La Gauche plurielle loin de s’opposer à ce projet, préfère donner son aval sur le principe tout en modérant ses effets : repousser les délais d’application à 2 ans, calmer les ardeurs du privé sur le courrier transfrontalier, seuil prix/poids à 150 g et n’excédant pas 4 fois le tarif de base… Depuis des mois le gouvernement de la Gauche plurielle affirme qu’il défendra bec et ongles le service public. L’attaque est néanmoins portée et avec son soutien et celui des parlementaires qui ont grosso-modo adopté la directive version gauche plurielle. Cette directive va conduire à de nouvelles suppressions d’emplois et au jumelage de certains bureaux de poste ou à de nouvelles fermetures, c’est-à-dire à une régression de la présence postale dans les zones rurales et dans les banlieues tant pour l’activité courrier que les services financiers.

Les dirigeants de La Poste en France soutiennent la proposition du gouvernement de la gauche plurielle. En effet, La Poste a besoin de temps pour être compétitive contre les mastodontes que sont les postes allemande ou hollandaise dans la compétition européenne et qui soutiennent le projet de Bolkenstein.

Pour se préparer à la privatisation, la direction de La Poste en France a sorti le projet SOFT (Schéma d’organisation des fonctions transversales). Néanmoins, les responsables du siège s’étaient engagés à garder SOFT à l’état de projet jusqu’au terme de la mise en place de l’ARTT. Sous couvert de l’ARTT, La Poste s’est attelée à séparer les activités guichet/courrier dans les bureaux ou les activités courrier/colis dans les centres de distribution. En fait, c’est l’objectif premier du projet SOFT : la filière de métier. éclatement en filières

Il ne s’agit pas d’un simple aménagement, c’est une rupture totale avec le fonctionnement actuel de La Poste. Dorénavant, chaque direction du siège (courrier/colis/clientèle financière et réseau grand public) disposera de sa propre hiérarchie pour relayer et mettre en œuvre sa propre stratégie, ses propres objectifs, ses propres moyens financiers, matériels et humains. Ce principe de filière se déroulera jusque dans les centres de distribution courrier, les centres de distribution colis et les guichets qui n’auront plus rien d’un bureau de poste. Chaque direction connaîtra la « rentabilité » de chaque position de travail et bien-sûr… du postier qui va avec. Les conséquences sont évidentes en matière d’emploi et de harcèlement à la vente et à la productivité. Les postiers seront directement sous la pression de leur direction de métier.

Autre dégradation : la qualité du service public. Sur un même site, guichetiers et facteurs ne se connaîtront plus car évoluant dans 2 compartiments parfaitement étanches. Des bureaux de poste vont fermer, vont être jumelés, vont ouvrir sur rendez-vous, vont être transformés en agences postales et les concentrations de la distribution vont augmenter. Le service de proximité qui caractérise La Poste est largement compromis, comme c’est le cas également pour les centres d’impôts soumis à la même logique.

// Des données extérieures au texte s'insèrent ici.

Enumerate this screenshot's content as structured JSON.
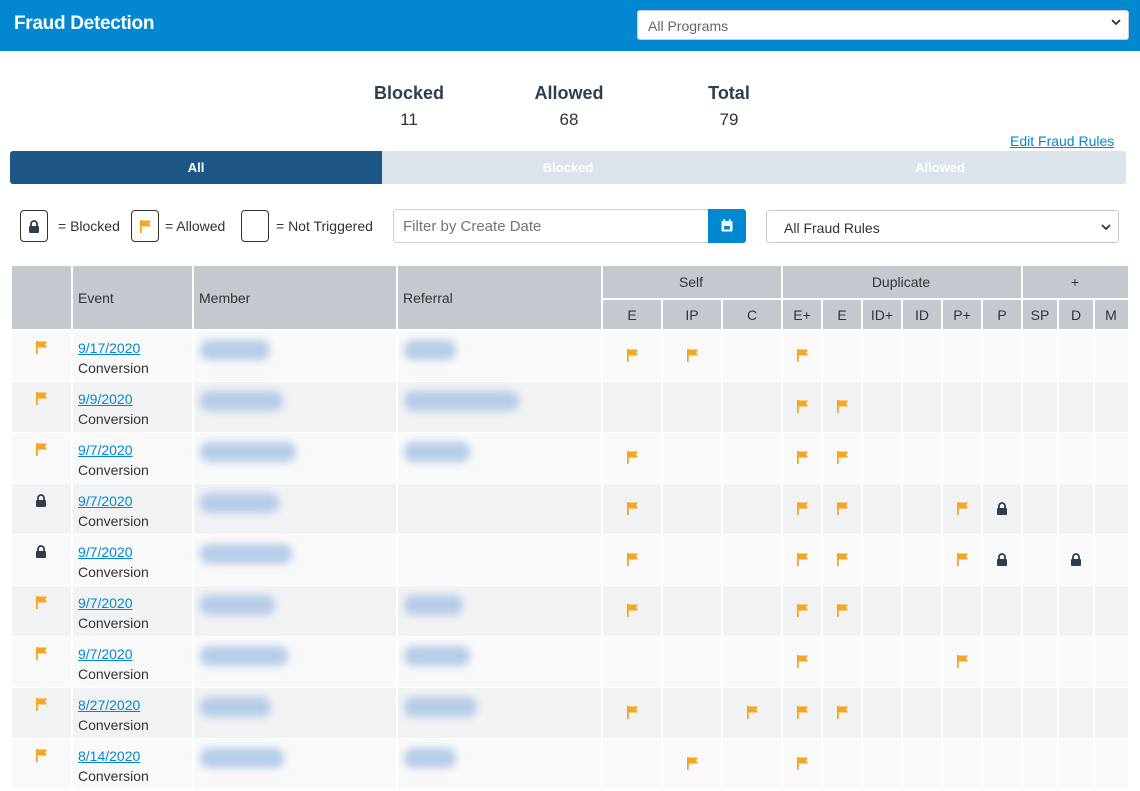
{
  "header": {
    "title": "Fraud Detection",
    "program_select": "All Programs"
  },
  "stats": [
    {
      "label": "Blocked",
      "value": "11"
    },
    {
      "label": "Allowed",
      "value": "68"
    },
    {
      "label": "Total",
      "value": "79"
    }
  ],
  "edit_rules_link": "Edit Fraud Rules",
  "tabs": [
    {
      "label": "All",
      "active": true
    },
    {
      "label": "Blocked",
      "active": false
    },
    {
      "label": "Allowed",
      "active": false
    }
  ],
  "legend": {
    "blocked": "= Blocked",
    "allowed": "= Allowed",
    "not_triggered": "= Not Triggered"
  },
  "filters": {
    "date_placeholder": "Filter by Create Date",
    "rules_select": "All Fraud Rules"
  },
  "colors": {
    "header_blue": "#0288d1",
    "tab_active": "#1c5785",
    "flag": "#f5a623",
    "lock": "#2c3e50"
  },
  "table": {
    "headers": {
      "event": "Event",
      "member": "Member",
      "referral": "Referral"
    },
    "groups": [
      "Self",
      "Duplicate",
      "+"
    ],
    "subcolumns": [
      "E",
      "IP",
      "C",
      "E+",
      "E",
      "ID+",
      "ID",
      "P+",
      "P",
      "SP",
      "D",
      "M"
    ],
    "rows": [
      {
        "status": "allowed",
        "date": "9/17/2020",
        "type": "Conversion",
        "has_referral": true,
        "marks": [
          "flag",
          "flag",
          "",
          "flag",
          "",
          "",
          "",
          "",
          "",
          "",
          "",
          ""
        ]
      },
      {
        "status": "allowed",
        "date": "9/9/2020",
        "type": "Conversion",
        "has_referral": true,
        "marks": [
          "",
          "",
          "",
          "flag",
          "flag",
          "",
          "",
          "",
          "",
          "",
          "",
          ""
        ]
      },
      {
        "status": "allowed",
        "date": "9/7/2020",
        "type": "Conversion",
        "has_referral": true,
        "marks": [
          "flag",
          "",
          "",
          "flag",
          "flag",
          "",
          "",
          "",
          "",
          "",
          "",
          ""
        ]
      },
      {
        "status": "blocked",
        "date": "9/7/2020",
        "type": "Conversion",
        "has_referral": false,
        "marks": [
          "flag",
          "",
          "",
          "flag",
          "flag",
          "",
          "",
          "flag",
          "lock",
          "",
          "",
          ""
        ]
      },
      {
        "status": "blocked",
        "date": "9/7/2020",
        "type": "Conversion",
        "has_referral": false,
        "marks": [
          "flag",
          "",
          "",
          "flag",
          "flag",
          "",
          "",
          "flag",
          "lock",
          "",
          "lock",
          ""
        ]
      },
      {
        "status": "allowed",
        "date": "9/7/2020",
        "type": "Conversion",
        "has_referral": true,
        "marks": [
          "flag",
          "",
          "",
          "flag",
          "flag",
          "",
          "",
          "",
          "",
          "",
          "",
          ""
        ]
      },
      {
        "status": "allowed",
        "date": "9/7/2020",
        "type": "Conversion",
        "has_referral": true,
        "marks": [
          "",
          "",
          "",
          "flag",
          "",
          "",
          "",
          "flag",
          "",
          "",
          "",
          ""
        ]
      },
      {
        "status": "allowed",
        "date": "8/27/2020",
        "type": "Conversion",
        "has_referral": true,
        "marks": [
          "flag",
          "",
          "flag",
          "flag",
          "flag",
          "",
          "",
          "",
          "",
          "",
          "",
          ""
        ]
      },
      {
        "status": "allowed",
        "date": "8/14/2020",
        "type": "Conversion",
        "has_referral": true,
        "marks": [
          "",
          "flag",
          "",
          "flag",
          "",
          "",
          "",
          "",
          "",
          "",
          "",
          ""
        ]
      }
    ]
  }
}
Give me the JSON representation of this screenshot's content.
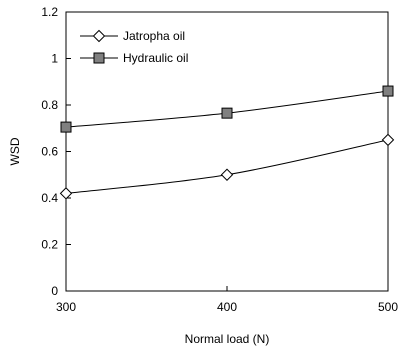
{
  "chart_data": {
    "type": "line",
    "title": "",
    "xlabel": "Normal load (N)",
    "ylabel": "WSD",
    "x": [
      300,
      400,
      500
    ],
    "xlim": [
      300,
      500
    ],
    "xticks": [
      300,
      400,
      500
    ],
    "ylim": [
      0,
      1.2
    ],
    "yticks": [
      0,
      0.2,
      0.4,
      0.6,
      0.8,
      1,
      1.2
    ],
    "grid": false,
    "legend_position": "top-left",
    "series": [
      {
        "name": "Jatropha oil",
        "values": [
          0.42,
          0.5,
          0.65
        ],
        "marker": "diamond-open",
        "color": "#000000"
      },
      {
        "name": "Hydraulic oil",
        "values": [
          0.705,
          0.765,
          0.86
        ],
        "marker": "square-filled",
        "color": "#808080"
      }
    ]
  }
}
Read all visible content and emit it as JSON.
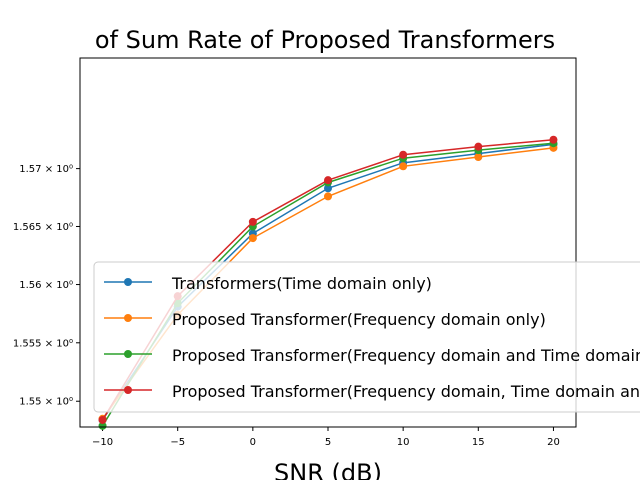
{
  "chart_data": {
    "type": "line",
    "title": "of Sum Rate of Proposed Transformers",
    "xlabel": "SNR (dB)",
    "ylabel": "",
    "x": [
      -10,
      -5,
      0,
      5,
      10,
      15,
      20
    ],
    "xlim": [
      -11.5,
      21.5
    ],
    "ylim": [
      1.5478,
      1.5796
    ],
    "yscale": "log",
    "xticks": [
      -10,
      -5,
      0,
      5,
      10,
      15,
      20
    ],
    "xtick_labels": [
      "−10",
      "−5",
      "0",
      "5",
      "10",
      "15",
      "20"
    ],
    "yticks": [
      1.55,
      1.555,
      1.56,
      1.565,
      1.57
    ],
    "ytick_labels": [
      "1.55 × 10⁰",
      "1.555 × 10⁰",
      "1.56 × 10⁰",
      "1.565 × 10⁰",
      "1.57 × 10⁰"
    ],
    "grid": false,
    "legend_position": "lower-right",
    "series": [
      {
        "name": "Transformers(Time domain only)",
        "color": "#1f77b4",
        "values": [
          1.5484,
          1.5581,
          1.5644,
          1.5683,
          1.5705,
          1.5713,
          1.5721
        ]
      },
      {
        "name": "Proposed Transformer(Frequency domain only)",
        "color": "#ff7f0e",
        "values": [
          1.5485,
          1.5574,
          1.564,
          1.5676,
          1.5702,
          1.571,
          1.5718
        ]
      },
      {
        "name": "Proposed Transformer(Frequency domain and Time domain)",
        "color": "#2ca02c",
        "values": [
          1.5479,
          1.5584,
          1.565,
          1.5688,
          1.5709,
          1.5716,
          1.5722
        ]
      },
      {
        "name": "Proposed Transformer(Frequency domain, Time domain and Space domain)",
        "color": "#d62728",
        "values": [
          1.5484,
          1.559,
          1.5654,
          1.569,
          1.5712,
          1.5719,
          1.5725
        ]
      }
    ]
  }
}
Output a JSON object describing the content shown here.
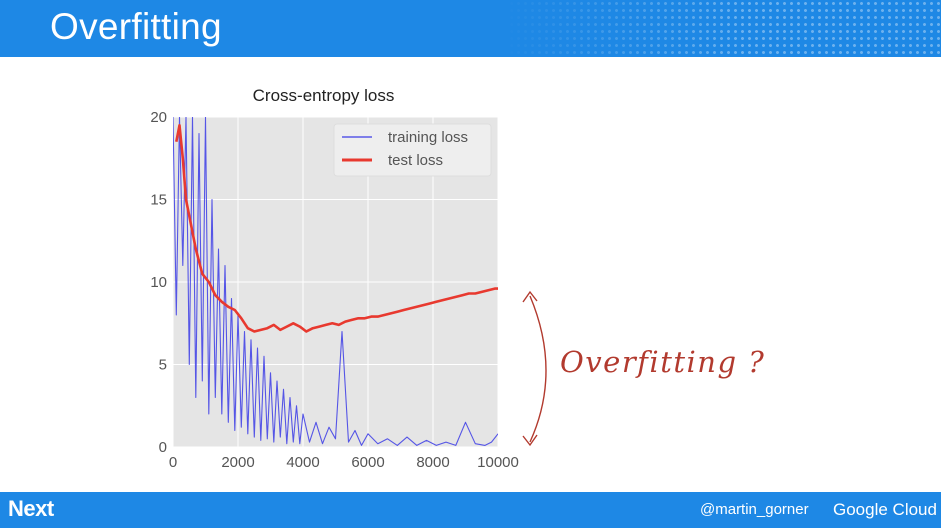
{
  "slide": {
    "title": "Overfitting",
    "footer_logo": "Next",
    "footer_handle": "@martin_gorner",
    "footer_brand": "Google Cloud"
  },
  "annotation": {
    "text": "Overfitting ?",
    "color": "#b23a2e"
  },
  "colors": {
    "header_blue": "#1e88e5",
    "plot_background": "#e5e5e5",
    "training_series": "#3c3ce6",
    "test_series": "#e8392f"
  },
  "chart_data": {
    "type": "line",
    "title": "Cross-entropy loss",
    "xlabel": "",
    "ylabel": "",
    "xlim": [
      0,
      10000
    ],
    "ylim": [
      0,
      20
    ],
    "xticks": [
      0,
      2000,
      4000,
      6000,
      8000,
      10000
    ],
    "yticks": [
      0,
      5,
      10,
      15,
      20
    ],
    "grid": true,
    "legend_position": "top-right",
    "series": [
      {
        "name": "training loss",
        "color": "#3c3ce6",
        "x": [
          0,
          100,
          200,
          300,
          400,
          500,
          600,
          700,
          800,
          900,
          1000,
          1100,
          1200,
          1300,
          1400,
          1500,
          1600,
          1700,
          1800,
          1900,
          2000,
          2100,
          2200,
          2300,
          2400,
          2500,
          2600,
          2700,
          2800,
          2900,
          3000,
          3100,
          3200,
          3300,
          3400,
          3500,
          3600,
          3700,
          3800,
          3900,
          4000,
          4200,
          4400,
          4600,
          4800,
          5000,
          5200,
          5400,
          5600,
          5800,
          6000,
          6300,
          6600,
          6900,
          7200,
          7500,
          7800,
          8100,
          8400,
          8700,
          9000,
          9300,
          9600,
          9800,
          10000
        ],
        "y": [
          20,
          8,
          20,
          11,
          20,
          5,
          20,
          3,
          19,
          4,
          20,
          2,
          15,
          3,
          12,
          2,
          11,
          1.5,
          9,
          1,
          8,
          1.2,
          7,
          0.8,
          6.5,
          0.6,
          6,
          0.4,
          5.5,
          0.5,
          4.5,
          0.3,
          4,
          0.6,
          3.5,
          0.2,
          3,
          0.3,
          2.5,
          0.2,
          2,
          0.3,
          1.5,
          0.2,
          1.2,
          0.5,
          7,
          0.3,
          1,
          0.1,
          0.8,
          0.2,
          0.5,
          0.1,
          0.6,
          0.1,
          0.4,
          0.1,
          0.3,
          0.1,
          1.5,
          0.2,
          0.1,
          0.3,
          0.8
        ]
      },
      {
        "name": "test loss",
        "color": "#e8392f",
        "x": [
          100,
          200,
          300,
          400,
          500,
          700,
          900,
          1100,
          1300,
          1500,
          1700,
          1900,
          2100,
          2300,
          2500,
          2700,
          2900,
          3100,
          3300,
          3500,
          3700,
          3900,
          4100,
          4300,
          4500,
          4700,
          4900,
          5100,
          5300,
          5500,
          5700,
          5900,
          6100,
          6300,
          6500,
          6700,
          6900,
          7100,
          7300,
          7500,
          7700,
          7900,
          8100,
          8300,
          8500,
          8700,
          8900,
          9100,
          9300,
          9500,
          9700,
          9900,
          10000
        ],
        "y": [
          18.5,
          19.5,
          17.5,
          15,
          14,
          12,
          10.5,
          10,
          9.2,
          8.8,
          8.5,
          8.3,
          7.8,
          7.2,
          7.0,
          7.1,
          7.2,
          7.4,
          7.1,
          7.3,
          7.5,
          7.3,
          7.0,
          7.2,
          7.3,
          7.4,
          7.5,
          7.4,
          7.6,
          7.7,
          7.8,
          7.8,
          7.9,
          7.9,
          8.0,
          8.1,
          8.2,
          8.3,
          8.4,
          8.5,
          8.6,
          8.7,
          8.8,
          8.9,
          9.0,
          9.1,
          9.2,
          9.3,
          9.3,
          9.4,
          9.5,
          9.6,
          9.6
        ]
      }
    ]
  }
}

La direction se satisfait des 1000 emplois créés par ces transformations dans les bureaux de poste ou dans les groupements. Seulement ce sont 150 postes au Siège, 150 dans les directions nationales, 300 dans les délégations et les services rattachés et 400 dans les directions départementales qui vont être supprimés. Et pour cause : délégations et directions départementales n’auront pratiquement plus de pouvoir dès lors que les filières existeront.

L’objectif non avoué de SOFT c’est que La Poste ne soit plus un tout indivisible, que chaque filière de métier soit autonome. La direction prévoit donc de mutualiser, c’est-à-dire de dispatcher sur plusieurs départements ou délégations des services comme la comptabilité, la paie, les ressources humaines.

A terme, chaque filière doit devenir une entreprise à part entière. Les plus compétitives étant alors cédées au marché boursier. Comme à France Télécom l’ouverture du monopole à la concurrence privée doit ouvrir la voie à l’ouverture du capital de l’entreprise. La riposte des postiers, mais aussi des usagers soucieux de conserver un service public de qualité et de proximité est urgente. La généralisation de SOFT est prévue début 2002 et doit se poursuivre jusqu’en 2003 pour les services de directions et les services supports. Le parc automobile est déjà vendu à la BNP Paribas (dont La Poste est actionnaire) depuis le 1er janvier 2001.